Soilless growing systems inside greenhouses, known as controlled environment agriculture, promise to advance the year-round production of high-quality specialty crops, according to an interdisciplinary research team at Penn State. But to be competitive and sustainable, this advanced farming method will require the development and implementation of precision agriculture techniques. To meet that demand, the team developed an automated crop-monitoring system capable of providing continuous and frequent data about plant growth and needs, allowing for informed crop management.
"Traditionally, crop monitoring in controlled environment agriculture soilless systems is a critical, time-consuming task requiring specialized personnel," said team lead Long He, associate professor of agricultural and biological engineering. "And traditional crop-monitoring methods do not allow frequent data collection to capture plant growth dynamics throughout the crop cycle. Automated crop-monitoring systems allow continuous monitoring of the plants with frequent data collection and a more efficient and informed management of the crop."

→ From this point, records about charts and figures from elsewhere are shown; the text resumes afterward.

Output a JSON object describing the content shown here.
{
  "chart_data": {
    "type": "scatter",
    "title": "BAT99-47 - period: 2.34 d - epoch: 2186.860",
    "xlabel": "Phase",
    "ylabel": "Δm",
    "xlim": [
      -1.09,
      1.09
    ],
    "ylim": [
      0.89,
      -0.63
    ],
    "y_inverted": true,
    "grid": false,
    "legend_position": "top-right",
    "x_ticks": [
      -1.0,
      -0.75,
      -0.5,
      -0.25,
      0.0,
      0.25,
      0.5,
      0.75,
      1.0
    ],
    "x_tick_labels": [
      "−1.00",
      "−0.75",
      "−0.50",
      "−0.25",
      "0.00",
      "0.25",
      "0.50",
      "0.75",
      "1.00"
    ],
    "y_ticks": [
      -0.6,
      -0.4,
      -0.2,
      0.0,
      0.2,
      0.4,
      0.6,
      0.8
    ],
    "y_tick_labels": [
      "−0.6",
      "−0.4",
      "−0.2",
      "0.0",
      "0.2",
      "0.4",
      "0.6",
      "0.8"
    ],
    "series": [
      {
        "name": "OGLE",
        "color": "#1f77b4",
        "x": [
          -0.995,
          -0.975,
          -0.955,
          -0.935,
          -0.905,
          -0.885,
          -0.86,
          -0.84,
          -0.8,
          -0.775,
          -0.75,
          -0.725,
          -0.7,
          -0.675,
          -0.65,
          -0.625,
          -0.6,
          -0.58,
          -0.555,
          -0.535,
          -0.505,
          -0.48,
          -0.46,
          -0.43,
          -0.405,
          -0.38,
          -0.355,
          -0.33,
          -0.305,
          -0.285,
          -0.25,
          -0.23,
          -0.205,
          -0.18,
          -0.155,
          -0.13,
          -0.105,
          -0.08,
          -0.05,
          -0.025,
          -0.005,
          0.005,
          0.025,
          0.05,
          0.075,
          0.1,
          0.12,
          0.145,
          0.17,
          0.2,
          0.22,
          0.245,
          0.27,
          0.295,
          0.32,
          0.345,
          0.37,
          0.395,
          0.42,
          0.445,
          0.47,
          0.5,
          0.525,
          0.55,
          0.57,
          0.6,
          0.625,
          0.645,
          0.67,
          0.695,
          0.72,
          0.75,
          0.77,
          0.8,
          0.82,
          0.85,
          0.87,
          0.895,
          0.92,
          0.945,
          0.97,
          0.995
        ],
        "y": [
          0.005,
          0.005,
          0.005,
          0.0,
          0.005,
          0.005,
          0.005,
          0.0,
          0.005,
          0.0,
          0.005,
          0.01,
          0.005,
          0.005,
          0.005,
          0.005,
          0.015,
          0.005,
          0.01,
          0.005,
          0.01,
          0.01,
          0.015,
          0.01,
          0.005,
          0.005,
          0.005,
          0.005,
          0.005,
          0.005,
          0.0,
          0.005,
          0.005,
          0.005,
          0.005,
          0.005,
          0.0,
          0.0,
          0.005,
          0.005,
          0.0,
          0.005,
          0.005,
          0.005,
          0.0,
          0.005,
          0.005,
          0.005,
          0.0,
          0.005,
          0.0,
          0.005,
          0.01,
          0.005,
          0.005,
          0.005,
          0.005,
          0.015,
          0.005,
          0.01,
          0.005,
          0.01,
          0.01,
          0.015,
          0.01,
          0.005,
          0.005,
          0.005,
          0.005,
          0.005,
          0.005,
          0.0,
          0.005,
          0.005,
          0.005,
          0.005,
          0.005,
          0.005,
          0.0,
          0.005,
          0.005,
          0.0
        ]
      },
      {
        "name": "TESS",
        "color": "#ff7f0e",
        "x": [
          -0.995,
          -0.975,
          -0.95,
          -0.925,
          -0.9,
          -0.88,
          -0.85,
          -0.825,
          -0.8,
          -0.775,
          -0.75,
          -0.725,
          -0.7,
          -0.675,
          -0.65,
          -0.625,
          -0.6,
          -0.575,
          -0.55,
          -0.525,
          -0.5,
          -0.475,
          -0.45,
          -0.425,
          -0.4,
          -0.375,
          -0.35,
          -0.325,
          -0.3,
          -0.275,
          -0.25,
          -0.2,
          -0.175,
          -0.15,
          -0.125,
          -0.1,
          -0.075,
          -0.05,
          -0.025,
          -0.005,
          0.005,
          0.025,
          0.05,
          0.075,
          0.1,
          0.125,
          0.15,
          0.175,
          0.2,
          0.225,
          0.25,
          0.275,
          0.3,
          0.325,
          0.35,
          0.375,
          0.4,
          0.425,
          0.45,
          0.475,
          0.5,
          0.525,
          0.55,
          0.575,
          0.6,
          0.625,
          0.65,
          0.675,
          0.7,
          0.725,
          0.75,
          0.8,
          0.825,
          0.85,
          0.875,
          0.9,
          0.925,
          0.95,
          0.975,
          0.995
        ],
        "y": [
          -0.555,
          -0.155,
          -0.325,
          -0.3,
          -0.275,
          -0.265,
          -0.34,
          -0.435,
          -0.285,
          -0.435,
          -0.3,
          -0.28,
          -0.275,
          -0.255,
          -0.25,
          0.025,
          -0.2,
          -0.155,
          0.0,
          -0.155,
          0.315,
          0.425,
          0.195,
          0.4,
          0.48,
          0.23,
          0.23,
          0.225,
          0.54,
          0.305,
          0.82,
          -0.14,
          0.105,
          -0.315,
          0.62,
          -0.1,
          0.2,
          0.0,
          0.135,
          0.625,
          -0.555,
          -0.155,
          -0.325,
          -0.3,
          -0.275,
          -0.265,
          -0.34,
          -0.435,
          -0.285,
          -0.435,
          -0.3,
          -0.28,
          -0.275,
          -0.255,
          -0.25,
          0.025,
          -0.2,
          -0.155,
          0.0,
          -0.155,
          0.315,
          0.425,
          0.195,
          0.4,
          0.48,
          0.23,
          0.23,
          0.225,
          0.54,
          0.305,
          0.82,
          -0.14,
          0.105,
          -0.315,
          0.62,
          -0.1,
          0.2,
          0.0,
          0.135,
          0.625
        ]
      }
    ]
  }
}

In findings published in Computers and Electronics in Agriculture, the researchers reported that an integrated "internet of things," artificial intelligence (AI) and a computer vision system tailored for controlled environment agriculture soilless growing systems, enabling continuous monitoring and analysis of plant growth throughout the crop cycle. An internet of things - often referred to as IoT - is a network of physical objects that can connect and exchange data over the internet, linking devices that are embedded with sensors, software and other technologies.